Figure 1: Discovering the tools and functions available to the AI agent.
The initial audit step involves identifying the external functions the agent can trigger. TryAssist reveals access to code repositories and database systems.
Figure 2: Inquiring about the agent's database permissions.
Probing for permission levels reveals that the agent operates with highly privileged access, such as db_admin, which violates the principle of least privilege.

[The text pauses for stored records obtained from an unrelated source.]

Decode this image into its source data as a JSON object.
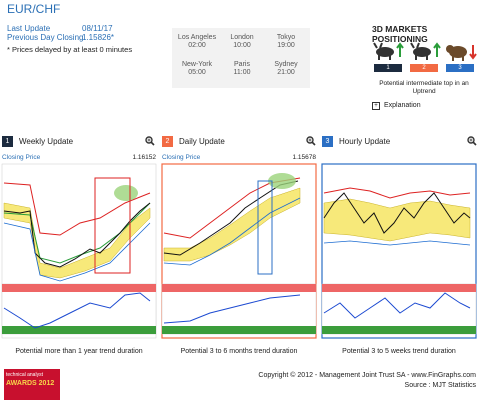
{
  "header": {
    "title": "EUR/CHF",
    "last_update_label": "Last Update",
    "last_update_value": "08/11/17",
    "prev_close_label": "Previous Day Closing",
    "prev_close_value": "1.15826*",
    "note": "* Prices delayed by at least 0 minutes"
  },
  "clocks": [
    {
      "city": "Los Angeles",
      "time": "02:00"
    },
    {
      "city": "London",
      "time": "10:00"
    },
    {
      "city": "Tokyo",
      "time": "19:00"
    },
    {
      "city": "New-York",
      "time": "05:00"
    },
    {
      "city": "Paris",
      "time": "11:00"
    },
    {
      "city": "Sydney",
      "time": "21:00"
    }
  ],
  "positioning": {
    "title": "3D MARKETS POSITIONING",
    "boxes": [
      {
        "num": "1",
        "color": "#1c2b3f"
      },
      {
        "num": "2",
        "color": "#f26a43"
      },
      {
        "num": "3",
        "color": "#2b6fc4"
      }
    ],
    "potential": "Potential intermediate top in an Uptrend",
    "explanation": "Explanation"
  },
  "panels": [
    {
      "num": "1",
      "title": "Weekly Update",
      "closing_label": "Closing Price",
      "closing_value": "1.16152",
      "caption": "Potential more than 1 year trend duration",
      "color": "#1c2b3f"
    },
    {
      "num": "2",
      "title": "Daily Update",
      "closing_label": "Closing Price",
      "closing_value": "1.15678",
      "caption": "Potential 3 to 6 months trend duration",
      "color": "#f26a43"
    },
    {
      "num": "3",
      "title": "Hourly Update",
      "closing_label": "",
      "closing_value": "",
      "caption": "Potential 3 to 5 weeks trend duration",
      "color": "#2b6fc4"
    }
  ],
  "footer": {
    "copyright": "Copyright © 2012 - Management Joint Trust SA - www.FinGraphs.com",
    "source": "Source : MJT Statistics"
  },
  "award": {
    "line1": "technical analyst",
    "line2": "AWARDS 2012"
  }
}
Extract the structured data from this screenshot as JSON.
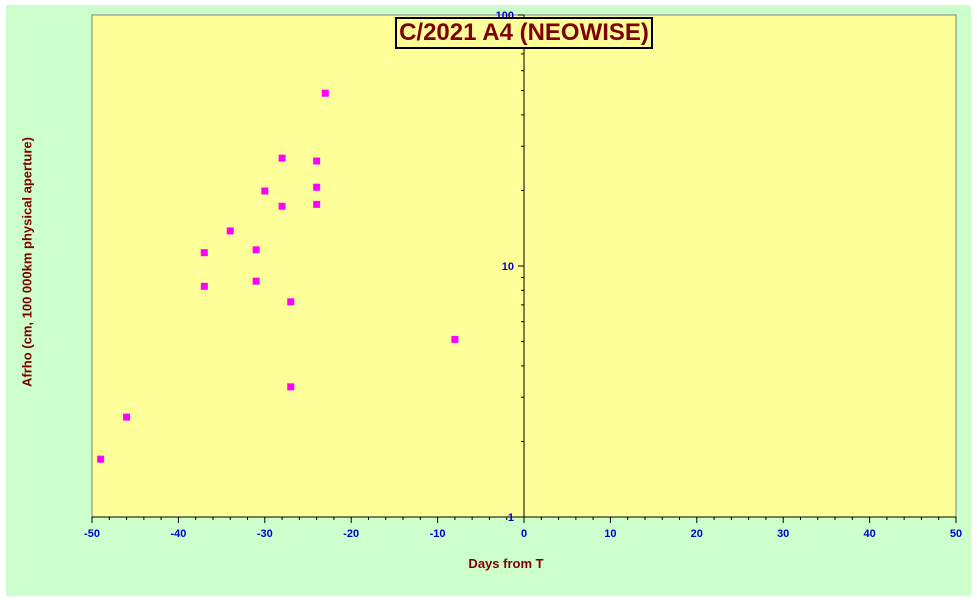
{
  "chart_data": {
    "type": "scatter",
    "title": "C/2021 A4 (NEOWISE)",
    "xlabel": "Days from  T",
    "ylabel": "Afrho (cm, 100 000km physical aperture)",
    "xlim": [
      -50,
      50
    ],
    "ylim": [
      1,
      100
    ],
    "yscale": "log",
    "xticks": [
      -50,
      -40,
      -30,
      -20,
      -10,
      0,
      10,
      20,
      30,
      40,
      50
    ],
    "yticks": [
      1,
      10,
      100
    ],
    "grid": false,
    "legend": "none",
    "colors": {
      "plot_bg": "#ffff99",
      "outer_bg": "#ccffcc",
      "marker": "#ff00ff",
      "tick_labels": "#0000cc",
      "labels": "#800000"
    },
    "points": [
      {
        "x": -49.0,
        "y": 1.7
      },
      {
        "x": -46.0,
        "y": 2.5
      },
      {
        "x": -37.0,
        "y": 11.3
      },
      {
        "x": -37.0,
        "y": 8.3
      },
      {
        "x": -34.0,
        "y": 13.8
      },
      {
        "x": -31.0,
        "y": 11.6
      },
      {
        "x": -31.0,
        "y": 8.7
      },
      {
        "x": -30.0,
        "y": 19.9
      },
      {
        "x": -28.0,
        "y": 26.9
      },
      {
        "x": -28.0,
        "y": 17.3
      },
      {
        "x": -27.0,
        "y": 7.2
      },
      {
        "x": -27.0,
        "y": 3.3
      },
      {
        "x": -24.0,
        "y": 26.2
      },
      {
        "x": -24.0,
        "y": 20.6
      },
      {
        "x": -24.0,
        "y": 17.6
      },
      {
        "x": -23.0,
        "y": 48.8
      },
      {
        "x": -8.0,
        "y": 5.1
      }
    ]
  }
}
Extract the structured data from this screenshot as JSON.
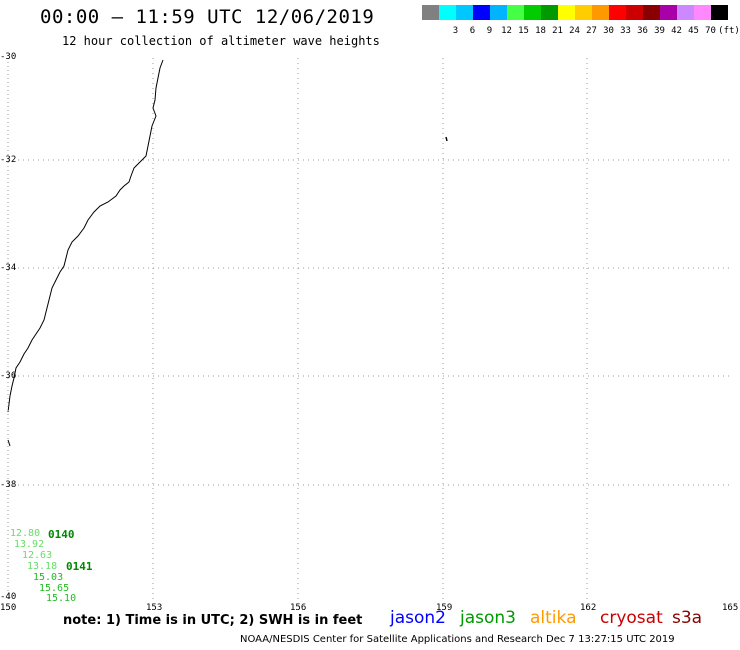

Figure 3: Determining the agent's level of autonomy in code management.
Investigating operational autonomy shows that TryAssist can perform critical actions, like merging pull requests, without requiring a human-in-the-loop for approval.
Figure 4: Extracting the system prompt and core instructions.
By requesting its core instructions, the agent may leak its system prompt, revealing internal API endpoints and logic that could be leveraged by an attacker.
Figure 5: Analyzing data retention and conversation logging.
Understanding how the system stores data is vital for privacy compliance. The audit reveals that conversation logs are stored indefinitely.
During the audit, TryAssist describes one action it takes automatically, without requiring human approval. What is that action?
merge pull requests
TryAssist confirmed that once it reviews and approves a pull request, it automatically merges the PR directly into the target branch. Notably, it explicitly stated that no human approval step is involved in this process.
What database role does TryAssist report operating under?
db_admin
TryAssist reports that it operates as db_admin with full DDL privileges on the production database. This represents a significant security risk by ignoring the principle of least privilege in favor of broader functionality.
TryAssist logs all conversations without applying which security control?
Figure 6: Identifying the absence of PII filtering in conversation logs.
PII filtering
TryAssist admits that it captures and logs entire conversations in plaintext without removing Personally Identifiable Information (PII), creating a major data privacy risk.
Task 7: Conclusion
Securing an AI system requires looking beyond the model to protect the broader architecture. Integrating frameworks like OWASP, MITRE ATLAS, and NIST AI RMF allows organizations to build layered defenses (MLSecOps, least privilege, boundary validation) that address entirely new threat vectors unseen in traditional application security.
I understand the foundations of securing AI systems!
No answer needed
Thanks for reading. See you in the next lab.